Below are three of the cheapest FTSE 100 tracker ETFs which have competitive OCFs.
- OCF - 0.07%
- No other fees are payable
- Tracking error - 0.07%
- ETF type - Physical
iShares Core FTSE 100 UCITS ETF GBP (Acc)
- OCF - 0.07%
- No other fees are payable
- Tracking error - 0.07%
- ETF type - Physical
Vanguard FTSE 100 UCITS ETF (GBP) Accumulating
- OCF - 0.09%
- No other fees are payable
- Tracking error - 0.068%
- ETF type - Physical
In order to invest in a fund you need to use an investment platform or broker.
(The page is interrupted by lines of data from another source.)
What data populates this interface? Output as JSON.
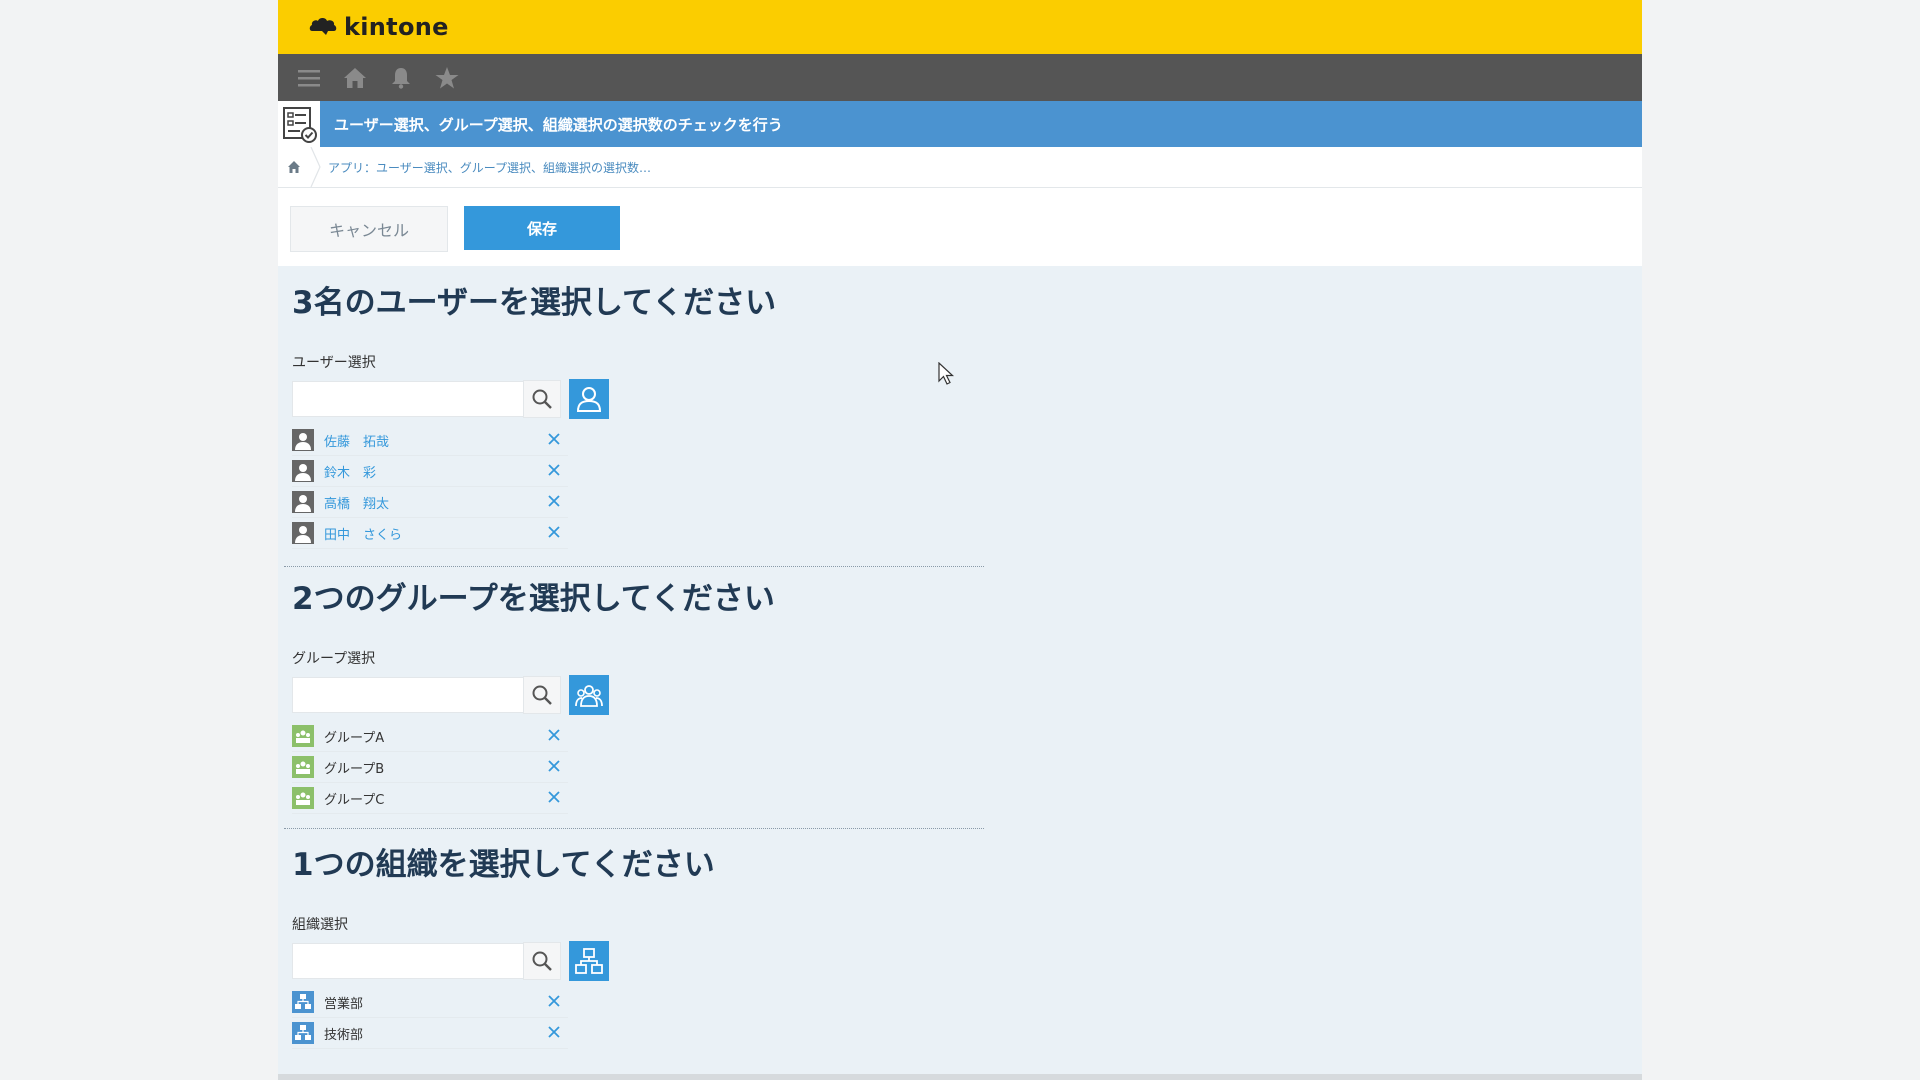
{
  "header": {
    "logo_text": "kintone"
  },
  "navbar": {
    "icons": [
      "menu-icon",
      "home-icon",
      "bell-icon",
      "star-icon"
    ]
  },
  "app": {
    "title": "ユーザー選択、グループ選択、組織選択の選択数のチェックを行う"
  },
  "breadcrumb": {
    "text": "アプリ：ユーザー選択、グループ選択、組織選択の選択数…"
  },
  "actions": {
    "cancel_label": "キャンセル",
    "save_label": "保存"
  },
  "sections": {
    "users": {
      "title": "3名のユーザーを選択してください",
      "field_label": "ユーザー選択",
      "items": [
        "佐藤　拓哉",
        "鈴木　彩",
        "高橋　翔太",
        "田中　さくら"
      ]
    },
    "groups": {
      "title": "2つのグループを選択してください",
      "field_label": "グループ選択",
      "items": [
        "グループA",
        "グループB",
        "グループC"
      ]
    },
    "orgs": {
      "title": "1つの組織を選択してください",
      "field_label": "組織選択",
      "items": [
        "営業部",
        "技術部"
      ]
    }
  },
  "colors": {
    "topbar": "#fbcd00",
    "navbar": "#555555",
    "appbar": "#4b93d0",
    "accent": "#3498db",
    "group_icon": "#8cc06a",
    "heading": "#213a54"
  }
}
The table below shows the total cost, for differing portfolio sizes, if you were to invest in the Vanguard FTSE 100 UCITS ETF via an ISA or a SIPP with some of the most popular and cheapest investment platforms.
Cheapest way to invest in a FTSE 100 ETF within an ISA
Platform | Single trade cost | Regular investing cost | Platform Fee | Vanguard OCF fund charge | Annual charge on £10,000 | Annual charge on £25,000 | Annual charge on £50,000 | Annual charge on £100,000 |
Annual charge on £250,000
|
Hargreaves Lansdown* | £11.95 | £1.50 | 0.45% per year capped at £45 up to £250,000 | 0.09% | £54 | £67.50 | £90 | £135 | £270 |
Vanguard Investor | £7.50 | n/a | 0.15% p.a. capped at £375 | 0.09% | £24 | £60.00 | £120 | £240 | £600 |
Interactive Investor* | £3.99 | n/a | £4.99 or £11.99 per month | 0.09% | £68.88 | £82.38 | £104.88 | £233.88 | £368.88 |
A J Bell* | £9.95 | £1.50 | 0.25% (max £3.50 per month) | 0.09% | £34 | £64.50 | £87 | £132 | £267 |
Fidelity* | £10.00 | n/a | 0.35% - up to £249,999 capped at £90 for ETFs | 0.09% | £44 | £67.50 | £90 | £135 | £270 |
Cheapest way to invest in a FTSE 100 tracker within a SIPP
Investment Platform |
Single trade cost | Regular investing cost | Platform Fee per annum | Vanguard OCF fund charge | Annual charge on £10,000 | Annual charge on £25000 | Annual charge on £50000 | Annual charge on £100,000 |
Annual charge on £250,000
|
Hargreaves Lansdown* | £11.95 | £1.50 | 0.45% up to £250,000 (platform fee capped at £200 for ETFs) | 0.09% | £54 | £135 | £245 | £290 | £425 |
Vanguard Investor | £7.50 | n/a | 0.15% p.a. capped at £375 | 0.09% | £24 | £60 | £120 | £240 | £600 |
Interactive Investor* | £3.99 | n/a | £12.99 per month | 0.09% | £164.88 | £178.38 | £200.88 | £245.88 | £380.88 |
A J Bell* | £9.95 | £1.50 | 0.25% on first £250,000 (max £10 per month for ETFs) | 0.09% | £34 | £85 | £165 | £210 | £345 |
Fidelity* | £10.00 | n/a | 0.35% - up to £249,999, capped at £90 for ETFs | 0.09% | £44 | £67.50 | £90 | £135 | £270 |
As you can see from the above information the decision about which investment platform to use can make a significant difference to your returns over time. Also, many platforms have the same charges for both ISA and SIPP but not all, so it may be cheaper to have your ISA with one platform and your SIPP with another as shown above.